Have you ever checked out BarryStaff’s web site. The first thing you’ll see are several of our current customers having nice things to say about us. They like the job we do for them and they aren’t afraid to tell other companies about us. Referrals are a great tool to use when selecting a Recruiting or Staffing agency to work with your company. But there are some questions you should ask. Check out the article below from the Washington Business Journal. And PLEASE ask us these questions at BarryStaff.

10 things to ask before … Choosing a recruiting or placement firm
Washington Business Journal
Date: Friday, November 30, 2012, 6:00am EST

We asked several experts what new entrepreneurs should think about when selecting a recruiting firm. Next up in our biweekly manual of sorts for startup businesses: how to choose a security company and how to choose office space.

1. How long have you been in business? You want to select an experienced recruiting firm that has a good reputation and has been around long enough to have built a large network of available and qualified candidates. A newer firm might be able to offer only a limited range of qualified candidates.

2. What type of clients do you represent? Asking the recruiting firm to describe its typical client will help you better understand the firm’s focus. Does it align with your own company’s plan of action? Always ask a potential firm for client references who can speak about the quality of the firm’s service.
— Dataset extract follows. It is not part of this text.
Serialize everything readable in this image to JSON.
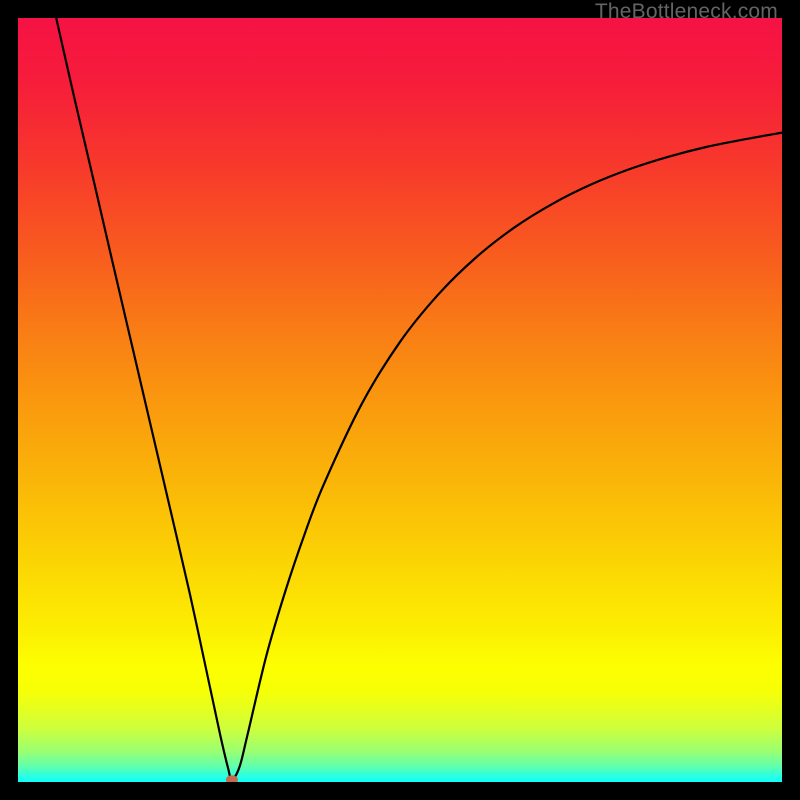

3. How do you check the qualifications of prospective candidates? Determine how a firm customizes its candidate search process beyond reading resumes. Find out if it conducts reference checks and employment background checks or skills testing when screening candidates for their level of qualification.

4. Do you have available candidates? Get the firm’s the success rate in placing candidates with companies that are similar to your own. Be transparent about your budget so you can get qualified candidates within your salary range.

5. Will you come meet my staff? Recruiting firms are often removed from the immediate decision-making and hiring, so it may be helpful to get some face-to-face interaction with the recruiter to help that person understand your staffing needs. Have the firm meet you on-site and check out the workplace dynamics of your office.

6. How collaborative are your recruiters? Some firms give recruiters specific company assignments, which means you may get job candidates from an individual recruiter’s candidate list rather than from a companywide list. Once you know how collaborative and integrated a firm is, you will be able to better assess how its relationships with clients and job candidates are managed and assigned.

7. What’s your time period for placements? Ask the recruiting firm for time estimates. How long will it take before you see qualified resumes and get a candidate you can hire? Does the firm provide a guaranteed period forjob placement? Is that time frame reasonable and binding?

8. What is your placement success rate? The length of time a new hire stays in a filled position often reflects the placement success of a firm. Ascertain whether the firm has filled more temporary job positions or more permanent positions. The more permanent positions, the better that firm’s success rate.

9. What is your exclusivity policy? Some recruiting firms require that you do not use other agencies for your staffing needs. That may be fine if the firm offers a strong network of available candidates, but if you are under a time constraint to fill the position, using more firms may widen your pool. Consider your time demands and other needs before agreeing to an exclusivity agreement or contract with a firm.

10. What is your billing process? Recruiting firm fees usually vary by the type of position you want to fill.

For mid- to lower-level positions, the recruiting firm will usually bill you once a placement is made and charge you a small percentage of the hire’s first-year compensation. When filling senior or high-level positions, a recruiting firm will charge you a larger percentage of the hire’s first-year compensation.

Ask the firm about the timing for paying fees.